Port Lockroy, Paradise Bay & Cuverville Island, Antarctic Peninsula

The clouds retreated. The sun appeared. The sea sparkled. All of Antarctica seemed to smile, with ice and rock standing in bold relief against a stunning blue sky. One hundred gentoos raised their heads in nesting exaltation, then lowered themselves to feed small chicks. We walked past, only a few feet away, to climb the wooden ramp into Bransfield House, a historic throwback to the 1940s when the British arrived in Port Lockroy as part of a secret military affair called Operation Tabarin. The hut fell into disrepair from 1962 until 1996, when the British Antarctic Heritage Trust adopted it, and jazzed it up into the museum and gift shop it is today, the most heavily visited site on the Antarctic Peninsula. We hit the gift shop, perused the museum and had a nice time visiting with the summer staff: Rick, Graham and Mary. Others among us spent a good part of the morning in kayaks, paddling waters so clear we could see thirty feet to the bottom.
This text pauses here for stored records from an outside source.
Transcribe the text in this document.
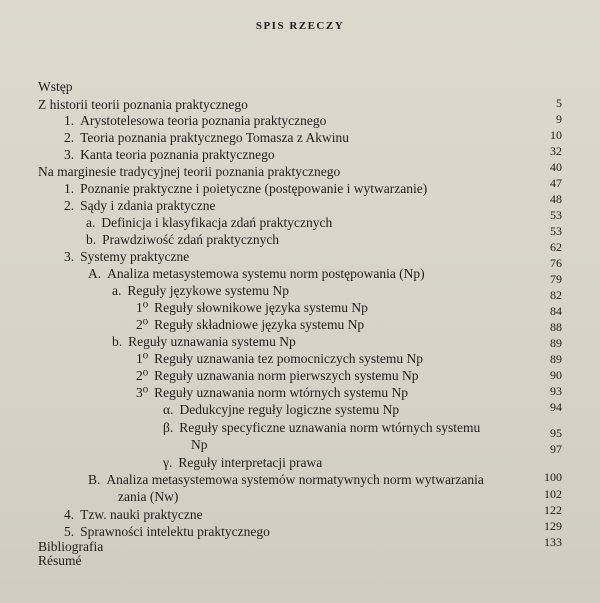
SPIS RZECZY
Wstęp
Z historii teorii poznania praktycznego
1. Arystotelesowa teoria poznania praktycznego
2. Teoria poznania praktycznego Tomasza z Akwinu
3. Kanta teoria poznania praktycznego
Na marginesie tradycyjnej teorii poznania praktycznego
1. Poznanie praktyczne i poietyczne (postępowanie i wytwarzanie)
2. Sądy i zdania praktyczne
a. Definicja i klasyfikacja zdań praktycznych
b. Prawdziwość zdań praktycznych
3. Systemy praktyczne
A. Analiza metasystemowa systemu norm postępowania (Np)
a. Reguły językowe systemu Np
1⁰ Reguły słownikowe języka systemu Np
2⁰ Reguły składniowe języka systemu Np
b. Reguły uznawania systemu Np
1⁰ Reguły uznawania tez pomocniczych systemu Np
2⁰ Reguły uznawania norm pierwszych systemu Np
3⁰ Reguły uznawania norm wtórnych systemu Np
α. Dedukcyjne reguły logiczne systemu Np
β. Reguły specyficzne uznawania norm wtórnych systemu
Np
γ. Reguły interpretacji prawa
B. Analiza metasystemowa systemów normatywnych norm wytwarzania
zania (Nw)
4. Tzw. nauki praktyczne
5. Sprawności intelektu praktycznego
Bibliografia
Résumé
5
9
10
32
40
47
48
53
53
62
76
79
82
84
88
89
89
90
93
94
95
97
100
102
122
129
133
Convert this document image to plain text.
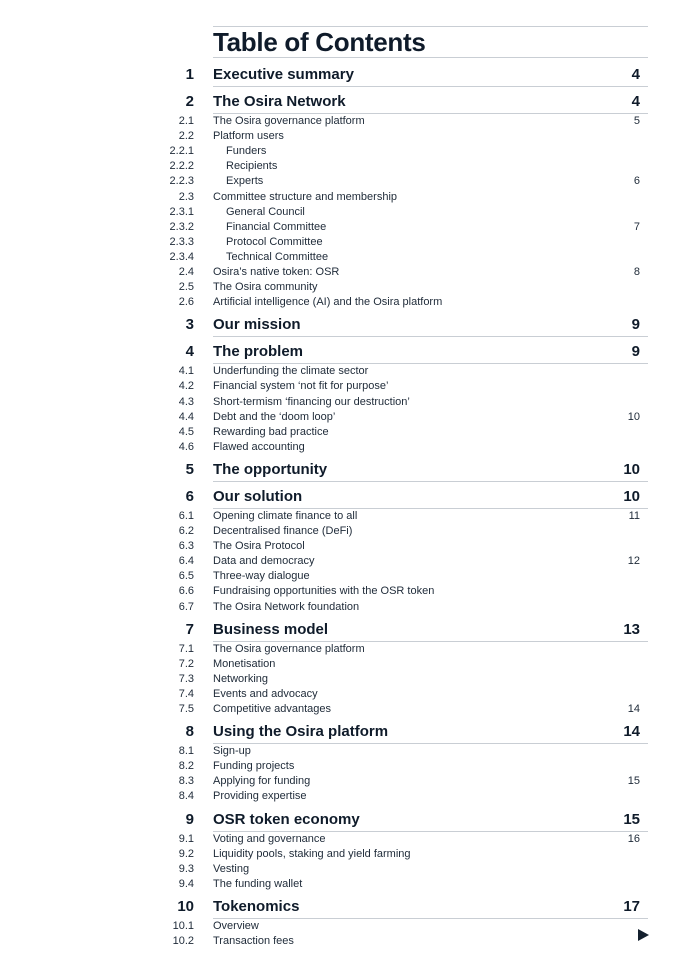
Table of Contents
1 Executive summary	4
2 The Osira Network	4
2.1 The Osira governance platform	5
2.2 Platform users
2.2.1	Funders
2.2.2	Recipients
2.2.3	Experts	6
2.3 Committee structure and membership
2.3.1	General Council
2.3.2	Financial Committee	7
2.3.3	Protocol Committee
2.3.4	Technical Committee
2.4 Osira’s native token: OSR	8
2.5 The Osira community
2.6 Artificial intelligence (AI) and the Osira platform
3 Our mission	9
4 The problem	9
4.1 Underfunding the climate sector
4.2 Financial system ‘not fit for purpose’
4.3 Short-termism ‘financing our destruction’
4.4 Debt and the ‘doom loop’	10
4.5 Rewarding bad practice
4.6 Flawed accounting
5 The opportunity	10
6 Our solution	10
6.1 Opening climate finance to all	11
6.2 Decentralised finance (DeFi)
6.3 The Osira Protocol
6.4 Data and democracy	12
6.5 Three-way dialogue
6.6 Fundraising opportunities with the OSR token
6.7 The Osira Network foundation
7 Business model	13
7.1 The Osira governance platform
7.2 Monetisation
7.3 Networking
7.4 Events and advocacy
7.5 Competitive advantages	14
8 Using the Osira platform	14
8.1 Sign-up
8.2 Funding projects
8.3 Applying for funding	15
8.4 Providing expertise
9 OSR token economy	15
9.1 Voting and governance	16
9.2 Liquidity pools, staking and yield farming
9.3 Vesting
9.4 The funding wallet
10 Tokenomics	17
10.1 Overview
10.2 Transaction fees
Lunchtime found us northbound up the Neumayer Channel. We skirted through Paradise Bay, with a good view of the Chilean research base Gonzalez Videla to starboard. By mid-afternoon we arrived off Cuverville Island, our last stop. For many, we drank in the silence as much as the scenery. A climb to a promontory gave a grand view of the Danco Coast, garnished with large icebergs, and beyond them, our ship. How small it appeared, and even more so as we cruised by Zodiac to find a magnificently arched iceberg that framed the ship in the distance.

Now for the long run home, followed by petrels. And the task of telling family and friends about what we've seen, if that's possible. Samuel Johnson was right when he said, "If a person has experienced the inexpressible, he or she is under no obligation to express it."